Logging #3: Structured Logging

Structured Logging, also known as Semantic Logging, is probably the most powerful logging pattern I know.

Let’s assume that our log is normally emitted as follows (code – uses Go standard library):

2009/11/10 23:00:00.000000 Hello, Robert!

Structured log differs from “regular” plain-text log, that is formatted in a consisted way. Usually in some form of key/value representation like:

Formatted text (code – uses logrus):

time="2009-11-10T23:00:00Z" level=info msg="Hello, Robert!" user=Robert

JSON (code – uses logrus):

{"level":"info","msg":"Hello, Robert!","time":"2009-11-10T23:00:00Z","user":"Robert"}

GELF (code – uses logrus and logrus-gelf-formatter):

{"_pid":3,"_user":"Robert","level":"info","level_name":"info","short_message":"Hello, Robert!","timestamp":1257894000,"version":"1.1"}

Compact JSON (not supported by any Go package, maybe I will create one…):

{"@t":"2009-11-10T23:00:00Z","@mt":"Hello, {User}!","User":"Robert"}

In theory it is possible to render such logs using log package from Go standard library. However, I feel that would be very sub-optimal. There are good structured logging libraries decouples the way how the logs are:

  • captured: log.WithField("user", "Robert").Info("Hello, Robert!")
  • formatted: log.SetFormatter(&log.JSONFormatter{})
  • outputted: log.SetOutput(os.Stdout)

Structured logs are easier to process for machines and even often by human (at least for me). It is very common to send structured logs to systems such us ELK, Graylog, Loggly, Splunk, Seq to help you search, analyze and react on logs.

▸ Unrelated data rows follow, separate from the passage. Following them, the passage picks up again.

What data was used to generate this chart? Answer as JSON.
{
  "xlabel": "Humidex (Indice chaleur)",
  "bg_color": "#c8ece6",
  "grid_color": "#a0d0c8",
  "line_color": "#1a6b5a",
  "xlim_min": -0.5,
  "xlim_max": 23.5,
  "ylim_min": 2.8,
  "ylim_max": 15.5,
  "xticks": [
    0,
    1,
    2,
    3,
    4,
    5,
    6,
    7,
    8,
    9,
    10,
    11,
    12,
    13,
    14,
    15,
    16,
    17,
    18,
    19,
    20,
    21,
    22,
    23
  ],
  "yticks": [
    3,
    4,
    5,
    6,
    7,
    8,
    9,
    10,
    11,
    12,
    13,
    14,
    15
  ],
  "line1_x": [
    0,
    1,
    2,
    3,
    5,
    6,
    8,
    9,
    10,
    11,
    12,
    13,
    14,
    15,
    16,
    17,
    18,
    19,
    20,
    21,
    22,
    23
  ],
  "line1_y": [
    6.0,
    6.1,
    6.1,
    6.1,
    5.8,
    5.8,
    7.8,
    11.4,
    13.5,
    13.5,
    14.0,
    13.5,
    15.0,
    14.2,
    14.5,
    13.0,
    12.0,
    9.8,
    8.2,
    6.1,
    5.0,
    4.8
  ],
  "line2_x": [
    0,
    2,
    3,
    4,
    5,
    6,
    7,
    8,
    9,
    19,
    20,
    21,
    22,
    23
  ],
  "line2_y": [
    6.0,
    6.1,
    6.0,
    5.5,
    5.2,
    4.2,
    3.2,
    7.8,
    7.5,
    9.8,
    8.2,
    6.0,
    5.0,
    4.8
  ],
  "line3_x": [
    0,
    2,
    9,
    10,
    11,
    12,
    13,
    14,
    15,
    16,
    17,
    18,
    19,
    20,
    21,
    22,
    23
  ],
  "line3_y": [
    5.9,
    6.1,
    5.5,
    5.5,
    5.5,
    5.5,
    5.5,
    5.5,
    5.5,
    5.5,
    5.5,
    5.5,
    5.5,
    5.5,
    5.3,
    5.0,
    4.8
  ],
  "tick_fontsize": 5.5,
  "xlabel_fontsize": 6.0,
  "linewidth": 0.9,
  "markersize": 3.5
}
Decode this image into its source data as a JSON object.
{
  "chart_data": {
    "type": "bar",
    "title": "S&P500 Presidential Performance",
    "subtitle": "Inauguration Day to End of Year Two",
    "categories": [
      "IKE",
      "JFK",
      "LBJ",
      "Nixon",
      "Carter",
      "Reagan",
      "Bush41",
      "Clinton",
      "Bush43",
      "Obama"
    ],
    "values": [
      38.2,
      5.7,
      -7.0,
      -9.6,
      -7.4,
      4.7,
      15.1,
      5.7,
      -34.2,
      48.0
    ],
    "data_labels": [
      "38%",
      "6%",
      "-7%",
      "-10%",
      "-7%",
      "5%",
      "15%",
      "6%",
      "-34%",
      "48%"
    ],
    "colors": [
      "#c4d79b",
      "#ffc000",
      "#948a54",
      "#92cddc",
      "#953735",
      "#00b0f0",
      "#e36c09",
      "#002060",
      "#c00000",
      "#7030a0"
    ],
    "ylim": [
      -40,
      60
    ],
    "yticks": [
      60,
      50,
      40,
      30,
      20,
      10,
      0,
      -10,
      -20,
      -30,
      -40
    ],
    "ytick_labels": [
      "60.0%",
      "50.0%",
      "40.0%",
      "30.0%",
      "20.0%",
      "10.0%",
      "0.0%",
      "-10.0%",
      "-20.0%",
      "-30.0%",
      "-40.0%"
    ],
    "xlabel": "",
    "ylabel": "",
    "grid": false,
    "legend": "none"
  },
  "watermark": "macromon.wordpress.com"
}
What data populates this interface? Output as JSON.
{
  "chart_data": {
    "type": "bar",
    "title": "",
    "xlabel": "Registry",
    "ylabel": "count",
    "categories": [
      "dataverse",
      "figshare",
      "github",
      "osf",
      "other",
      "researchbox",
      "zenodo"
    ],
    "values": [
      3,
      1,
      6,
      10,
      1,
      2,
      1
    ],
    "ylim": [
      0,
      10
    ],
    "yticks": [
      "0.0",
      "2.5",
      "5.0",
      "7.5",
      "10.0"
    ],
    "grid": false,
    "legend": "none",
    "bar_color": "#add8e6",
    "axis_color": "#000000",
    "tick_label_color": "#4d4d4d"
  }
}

In my previous post, I have linked Peter Bourgon’s article, where he suggested to use log package from Go standard library. However, after a few years Peter praises structured logging libraries.

Structured logging make decoding logs a lot easier.

What is the drawback of structured logging? When you do not need any system to analyze or process the logs, then if is clearly just adding unnecessary complexity.

I also encourage you to read about Message Templates, a language-neutral specification for 1) capturing, and 2) rendering, structured log events in a format that’s both human-friendly and machine-readable.